Зато вокруг, на улицах, в публичных местах, в газетах – все по-новому и продолжает меняться каждый день. Главная новость: всё больше становится на виду столь любимого нашими социалистами, кадетами и вообще образованными людьми «простого» народа. И народ этот, скажу прямо, пакостит везде и разрушает пристойную жизнь, как может, при полном попустительстве не только общества вообще, но и призванной охранять порядок и приличия полиции. Впрочем, какая полиция? Напуганные ещё в феврале городовые исчезли, а «милиция» и есть этот самый «простой» народ, да ещё с винтовками. Хуже всех солдаты, а особенно моряки, эти вовсе ведут себя, как бандитская шайка. И откуда, черт побери, в Москве столько моряков, какое здесь море?! В трамваях стоять сделалось мягко от подсолнечной шелухи, которую они непрестанно плюют, а на губах висят гирлянды её… И рабочие не много лучше, целыми днями шатаются везде с красными тряпками, на которых требования восьмичасового рабочего дня, а какой им ещё нужен восьмичасовой день, когда они и без того ни часу не работают? Второго дня вся Москва словно повредилась умом, вышла на улицы праздновать 1 мая по новому стилю, международный праздник пролетариев. Тут тебе и молебен, тут и «вихри враждебные»… Полагаю, что это не было похоже на Чикаго.

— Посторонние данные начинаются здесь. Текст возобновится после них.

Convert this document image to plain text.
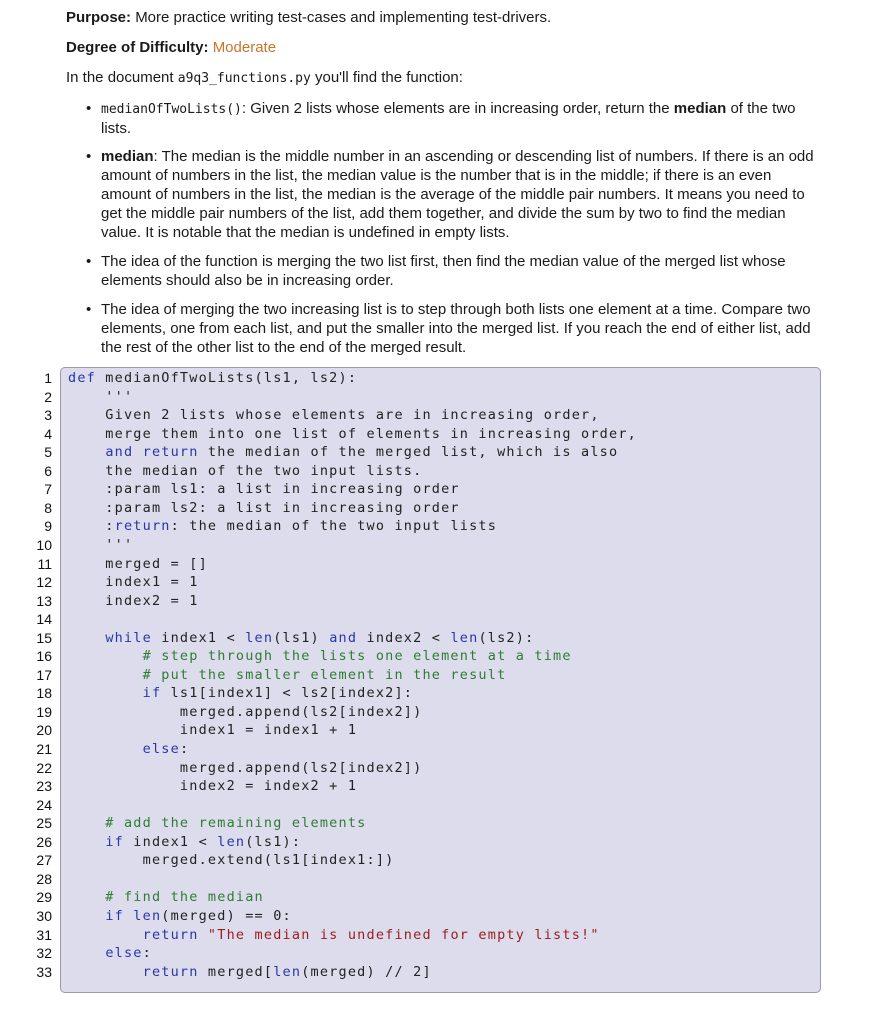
Purpose: More practice writing test-cases and implementing test-drivers.
Degree of Difficulty: Moderate
In the document a9q3_functions.py you'll find the function:
• medianOfTwoLists(): Given 2 lists whose elements are in increasing order, return the median of the two lists.
• median: The median is the middle number in an ascending or descending list of numbers. If there is an odd amount of numbers in the list, the median value is the number that is in the middle; if there is an even amount of numbers in the list, the median is the average of the middle pair numbers. It means you need to get the middle pair numbers of the list, add them together, and divide the sum by two to find the median value. It is notable that the median is undefined in empty lists.
• The idea of the function is merging the two list first, then find the median value of the merged list whose elements should also be in increasing order.
• The idea of merging the two increasing list is to step through both lists one element at a time. Compare two elements, one from each list, and put the smaller into the merged list. If you reach the end of either list, add the rest of the other list to the end of the merged result.
1
2
3
4
5
6
7
8
9
10
11
12
13
14
15
16
17
18
19
20
21
22
23
24
25
26
27
28
29
30
31
32
33
def medianOfTwoLists(ls1, ls2):
'''
Given 2 lists whose elements are in increasing order,
merge them into one list of elements in increasing order,
and return the median of the merged list, which is also
the median of the two input lists.
:param ls1: a list in increasing order
:param ls2: a list in increasing order
:return: the median of the two input lists
'''
merged = []
index1 = 1
index2 = 1
while index1 < len(ls1) and index2 < len(ls2):
# step through the lists one element at a time
# put the smaller element in the result
if ls1[index1] < ls2[index2]:
merged.append(ls2[index2])
index1 = index1 + 1
else:
merged.append(ls2[index2])
index2 = index2 + 1
# add the remaining elements
if index1 < len(ls1):
merged.extend(ls1[index1:])
# find the median
if len(merged) == 0:
return "The median is undefined for empty lists!"
else:
return merged[len(merged) // 2]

То же самое и в газетах. Советы рабочих отрывают по кускам власть у временного правительства, так что никакой власти уже вовсе нет, а есть только ежедневные приказы и «декреты», отменяющие предшествовавшие. И какая власть может быть у правительства, которое само называет себя временным? Ночные грабежи с убийствами стали не слишком важными ежеутренними новостями, солдаты и с ними прямые каторжники подъезжают на ломовиках или грузовых автомобилях к хорошему дому и преспокойно чистят квартиры одну за другой, вынося всё, вплоть до мебели. Но раньше всего берут вино и съестное. Уже было, что и торговый дом на Ильинке ограбили, несгораемые ящики не открывали, а прямо погрузили их на телеги и увезли. Нам это ясный знак…
А малопочтенный г-н Андреев всё пишет, как страшно жить! Вроде бы без него не видно. В пятом году ему было страшно, теперь страшно… А кто весь этот страх призвал? Кто убийцам сочувствовал? Да он же, со своими приятелями и соучастниками, а Горький и теперь в газетах всё буржуазию ругает. Это буржуазия на улицах безобразничает и сражения проигрывает одно за другим? Это Гучков буржуазия или в Генеральном штабе у нас буржуазия сидит?
Война идет к позорному и ужасному для России концу, никакой Алексеев уже ничего не изменит. А я всё вспоминаю дезертира, совершенно прав он был – ничего плохого нам немцы не сделают, напротив, прекращение смуты возможно только при полной оккупации ими прежде всего Петрограда и Москвы. Пришли бы, повесили б Керенского заодно с Милюковым, не считая уж прилетевших, как вороньё на падаль, всех этих Троцкого, Ленина и прочих социалистов-демократов… Хотя их как раз и не повесят, поскольку, говорят, они немало услуг оказывают германскому командованию, потому и проехали беспрепятственно через всю Европу в Россию. Вот мирный человек сейчас этот путь никак одолеть не сможет, ни в ту, ни в обратную сторону, что чрезвычайно огорчительно и ввиду нужды с банковской наличностью, и в предчувствии необходимости бегства нас самих…
Что ж, Господь всё управит, а больше нам полагаться не на кого.
По меркам нашего дома уже глубокая ночь. Я более не хожу в буфетную, а держу графинчик в кабинете, позади книг по итальянской бухгалтерии, которые никто не тронет, да и я беру, только чтобы графинчик со стопкой достать.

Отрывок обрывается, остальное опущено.